Software monitora uso de máscaras

Sistema permite calcular níveis de risco de contágio do novo coronavírus e apoiar ações de prevenção

Essa semana, a startup brasileira xGB apresentou uma nova tecnologia capaz de monitorar o risco de contágio do coronavírus. A solução, chamada de Radar-19, calcula níveis de risco de disseminação do novo vírus a partir de um sistema que detecta se o uso de máscaras faciais está sendo realizado e as medidas de distanciamento social respeitadas.

O sistema funciona através de câmeras que são instaladas em pontos estratégicos para filmar as pessoas nos lugares escolhidos. O equipamento pode ser posicionado com o intuito de captar uma visão panorâmica de um espaço, ou acoplado a objetos para uma observação individual ou de poucos pessoas.
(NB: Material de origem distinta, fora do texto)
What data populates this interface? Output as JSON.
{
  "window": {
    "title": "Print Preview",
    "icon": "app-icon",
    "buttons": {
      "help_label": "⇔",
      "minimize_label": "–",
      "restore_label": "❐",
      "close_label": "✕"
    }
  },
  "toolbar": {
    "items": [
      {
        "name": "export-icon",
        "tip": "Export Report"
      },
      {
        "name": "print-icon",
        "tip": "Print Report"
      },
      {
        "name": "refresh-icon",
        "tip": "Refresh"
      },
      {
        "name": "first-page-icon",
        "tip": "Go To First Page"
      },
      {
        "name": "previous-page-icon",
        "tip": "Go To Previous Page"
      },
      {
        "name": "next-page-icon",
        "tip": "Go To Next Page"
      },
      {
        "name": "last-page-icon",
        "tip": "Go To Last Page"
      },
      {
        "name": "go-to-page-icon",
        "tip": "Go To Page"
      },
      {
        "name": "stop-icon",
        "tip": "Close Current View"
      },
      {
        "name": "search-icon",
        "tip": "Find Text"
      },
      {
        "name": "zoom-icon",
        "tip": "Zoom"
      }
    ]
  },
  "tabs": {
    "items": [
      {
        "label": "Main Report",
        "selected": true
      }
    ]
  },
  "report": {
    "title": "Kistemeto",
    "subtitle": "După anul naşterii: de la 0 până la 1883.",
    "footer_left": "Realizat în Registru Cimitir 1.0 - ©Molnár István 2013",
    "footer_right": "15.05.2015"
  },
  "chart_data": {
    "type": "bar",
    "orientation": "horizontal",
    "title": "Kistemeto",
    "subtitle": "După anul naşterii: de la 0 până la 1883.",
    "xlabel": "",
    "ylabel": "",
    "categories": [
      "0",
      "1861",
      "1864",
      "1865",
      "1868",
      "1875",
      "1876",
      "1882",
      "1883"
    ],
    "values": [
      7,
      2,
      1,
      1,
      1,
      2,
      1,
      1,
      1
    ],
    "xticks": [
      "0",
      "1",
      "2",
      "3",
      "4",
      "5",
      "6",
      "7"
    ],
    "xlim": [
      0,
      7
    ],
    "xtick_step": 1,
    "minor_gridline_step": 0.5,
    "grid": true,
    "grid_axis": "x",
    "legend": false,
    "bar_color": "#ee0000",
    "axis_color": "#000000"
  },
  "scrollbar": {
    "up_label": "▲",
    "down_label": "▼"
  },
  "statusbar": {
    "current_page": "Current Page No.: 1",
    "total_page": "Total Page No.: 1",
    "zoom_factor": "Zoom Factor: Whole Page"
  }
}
Ao detectar a imagem de um indivíduo, a máquina gera um comando para reconhecer se essa pessoa está cumprindo as recomendações preventivas. O sistema então contabiliza a quantidade de indivíduos que descumprem as medidas e relaciona à área total do local monitorado e à quantidade total de pessoas que passam por ele.

De acordo com a startup, o sistema ainda pode ser programado para empreender ações diante dos resultados do monitoramento, como acionar uma equipe de segurança para fiscalizar o local ou travar portas e catracas para impedir que usuários sem máscaras entrem em um estabelecimento.
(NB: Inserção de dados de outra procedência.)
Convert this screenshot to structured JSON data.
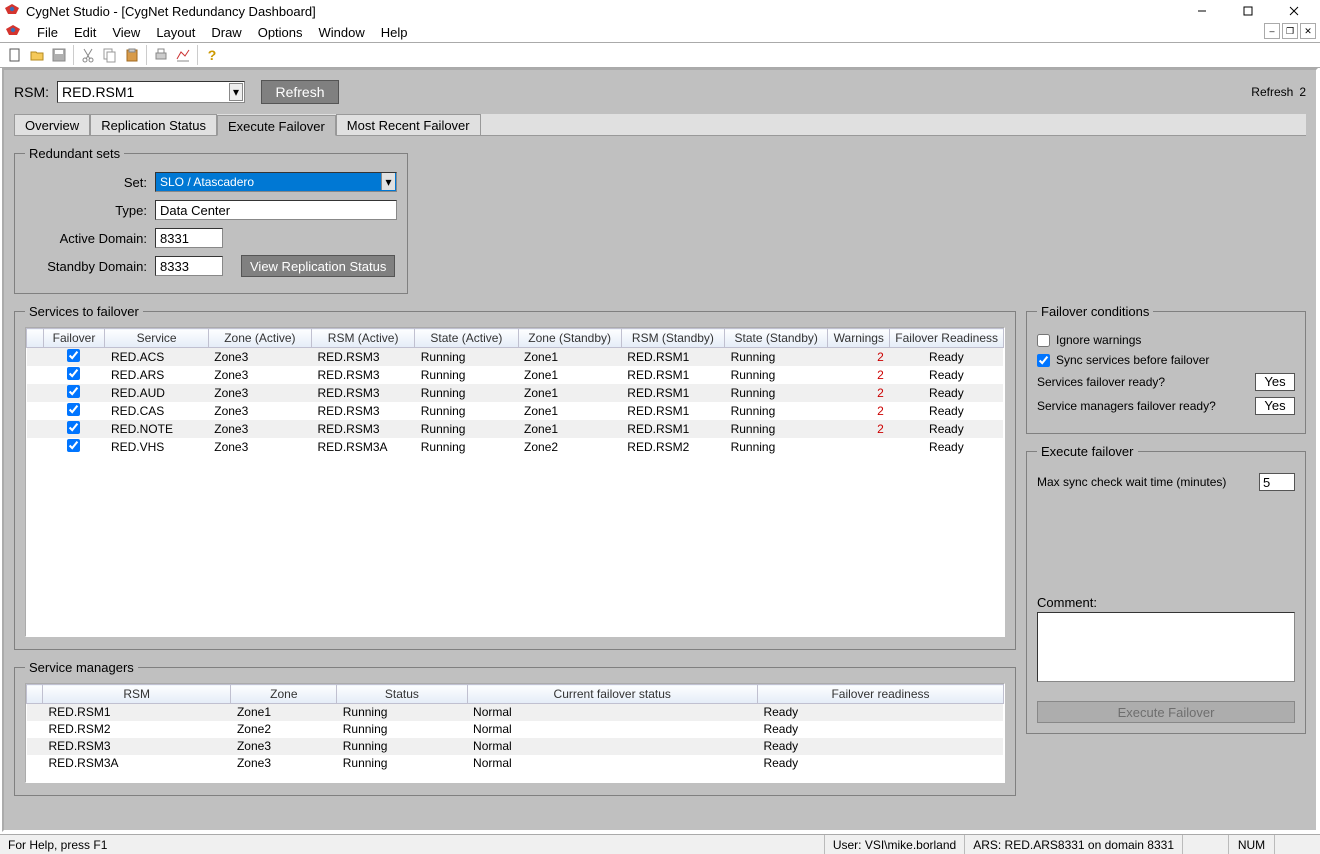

A tecnologia é desenvolvida a partir de deep learning e o sistema foi treinado por meio de vídeos que retratam cidadãos andando com ou sem máscaras. O algoritmo também é capaz de identificar situações em que o indivíduo simula uma máscara com as próprias mãos ou com uma camiseta. Além disso, a tecnologia reconhece máscaras de diferentes cores e tecidos.

O software não desrespeita a privacidade das pessoas, já que não grava informações de reconhecimento facial.O  algoritmo interpreta meramente a presença ou não presença de uma máscara em um formato de rosto. Os dados do sistema são armazenados localmente nos hardwares dos clientes e a startup tem acesso combinado a esta base, para atualizar o aprendizado da máquina e fazer a manutenção do sistema.